Après plusieurs jours de tergiversations, Nicolas Sarkozy a finalement décidé d'imposer à ces entreprises le versement d'une prime, à la condition toutefois qu'elles versent des dividendes à leurs actionnaires et qu'ils aient augmenté.
En revanche, les entreprises de moins de 50 salariés seront simplement "incitées" à verser une prime.
Le chef de l'Etat espère ainsi ressusciter le "président du pouvoir d'achat" qu'il avait promis d'être lors de la campagne électorale de 2007, à un an de la prochaine présidentielle.

Le ministre du Travail Xavier Bertrand a justifié cette initiative en affirmant que "cela fait deux ans que les choses traînent" dans les négociations patronat/syndicats sur le partage de la valeur ajoutée.
Le ministre du Budget François Baroin a laissé entendre que la prime serait exonérée de charges sociales jusqu'à 1.000 euros. Ce n'est qu'"un ordre de grandeur", selon des sources proches du gouvernement.
L'exonération concernera les cotisations patronales et salariales.
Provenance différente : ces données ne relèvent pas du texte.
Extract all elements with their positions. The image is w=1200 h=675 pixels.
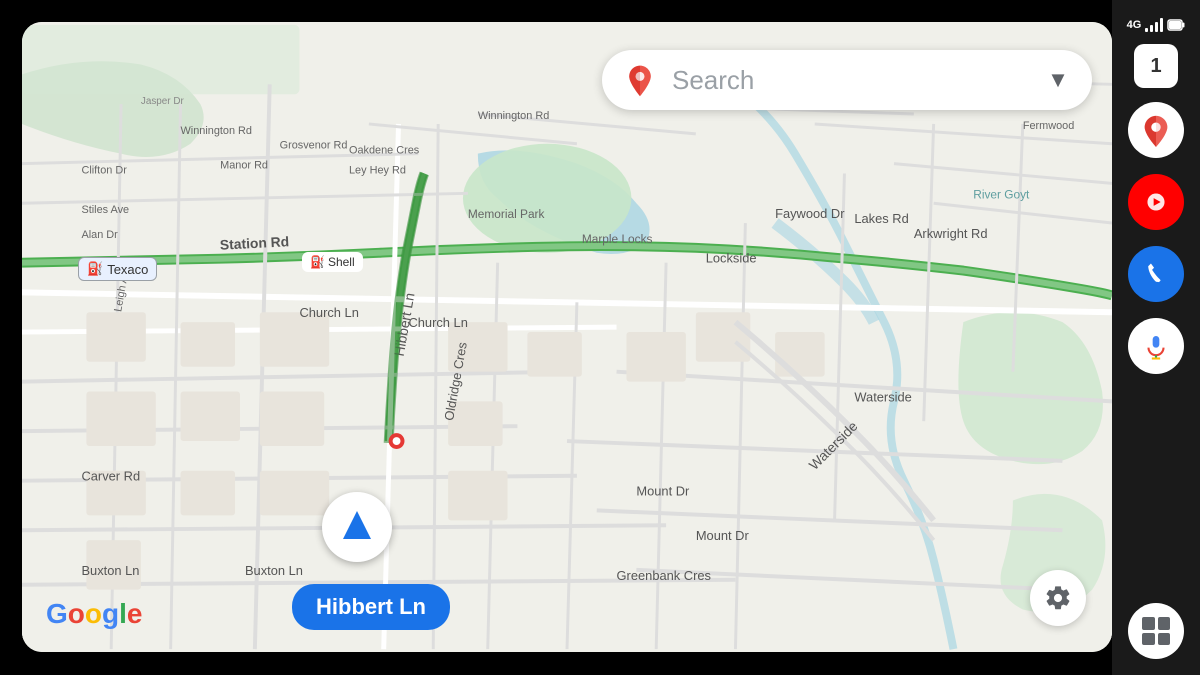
svg-text:Lakes Rd: Lakes Rd: [854, 211, 908, 226]
svg-text:Winnington Rd: Winnington Rd: [478, 110, 549, 122]
grid-icon: [1142, 617, 1170, 645]
svg-text:Carver Rd: Carver Rd: [81, 469, 140, 484]
search-placeholder: Search: [672, 65, 1044, 96]
maps-logo-icon: [622, 62, 658, 98]
settings-button[interactable]: [1030, 570, 1086, 626]
svg-text:Greenbank Cres: Greenbank Cres: [617, 568, 711, 583]
navigation-arrow[interactable]: [322, 492, 392, 562]
svg-text:Clifton Dr: Clifton Dr: [81, 165, 127, 177]
map-svg: Station Rd Church Ln Church Ln Leigh Ave…: [22, 22, 1112, 652]
svg-text:Lockside: Lockside: [706, 251, 757, 266]
maps-app-icon[interactable]: [1128, 102, 1184, 158]
svg-text:Mount Dr: Mount Dr: [696, 528, 750, 543]
notification-badge[interactable]: 1: [1134, 44, 1178, 88]
svg-text:River Goyt: River Goyt: [973, 187, 1030, 201]
svg-text:Alan Dr: Alan Dr: [81, 229, 118, 241]
direction-triangle: [343, 511, 371, 539]
map-area[interactable]: Station Rd Church Ln Church Ln Leigh Ave…: [22, 22, 1112, 652]
status-bar: 4G: [1112, 10, 1200, 36]
svg-text:Stiles Ave: Stiles Ave: [81, 204, 129, 216]
shell-label-text: Shell: [328, 255, 355, 269]
battery-icon: [1167, 18, 1185, 32]
grid-app-icon[interactable]: [1128, 603, 1184, 659]
svg-text:Arkwright Rd: Arkwright Rd: [914, 226, 988, 241]
youtube-app-icon[interactable]: [1128, 174, 1184, 230]
svg-text:Buxton Ln: Buxton Ln: [245, 563, 303, 578]
search-chevron-icon[interactable]: ▼: [1044, 66, 1072, 94]
map-screen: Station Rd Church Ln Church Ln Leigh Ave…: [22, 22, 1112, 652]
phone-app-icon[interactable]: [1128, 246, 1184, 302]
svg-text:Church Ln: Church Ln: [408, 315, 467, 330]
svg-text:Waterside: Waterside: [854, 389, 911, 404]
svg-text:Church Ln: Church Ln: [299, 305, 358, 320]
assistant-app-icon[interactable]: [1128, 318, 1184, 374]
signal-bars-icon: [1145, 18, 1163, 32]
svg-text:Fermwood: Fermwood: [1023, 120, 1074, 132]
svg-text:Grosvenor Rd: Grosvenor Rd: [280, 140, 348, 152]
current-street-label[interactable]: Hibbert Ln: [292, 584, 450, 630]
svg-text:Memorial Park: Memorial Park: [468, 207, 545, 221]
svg-text:Jasper Dr: Jasper Dr: [141, 96, 185, 107]
svg-text:Manor Rd: Manor Rd: [220, 160, 268, 172]
street-name: Hibbert Ln: [316, 594, 426, 620]
texaco-label-text: Texaco: [107, 262, 148, 277]
google-logo: Google: [46, 598, 142, 630]
svg-text:Faywood Dr: Faywood Dr: [775, 206, 845, 221]
svg-text:Marple Locks: Marple Locks: [582, 232, 653, 246]
texaco-poi[interactable]: ⛽ Texaco: [78, 257, 157, 281]
notification-count: 1: [1150, 55, 1161, 78]
network-type: 4G: [1127, 19, 1142, 31]
svg-text:Ley Hey Rd: Ley Hey Rd: [349, 165, 406, 177]
svg-text:Oakdene Cres: Oakdene Cres: [349, 145, 420, 157]
shell-poi[interactable]: ⛽ Shell: [302, 252, 363, 272]
svg-text:Winnington Rd: Winnington Rd: [181, 125, 252, 137]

En revanche, le salarié acquittera la CSG et la CRDS et le montant de la prime sera imposable. L'employeur devra verser un "forfait social" de 6%.
Autre zone d'ombre du projet: la période de référence de l'augmentation des dividendes -une, deux ou trois années- n'est pas davantage fixée.
Le texte "sera voté avant l'été" et les décrets d'application "publiés au mois de juillet" pour que la mesure soit opérationnelle dès cette année, a cependant assuré François Baroin, porte-parole du gouvernement.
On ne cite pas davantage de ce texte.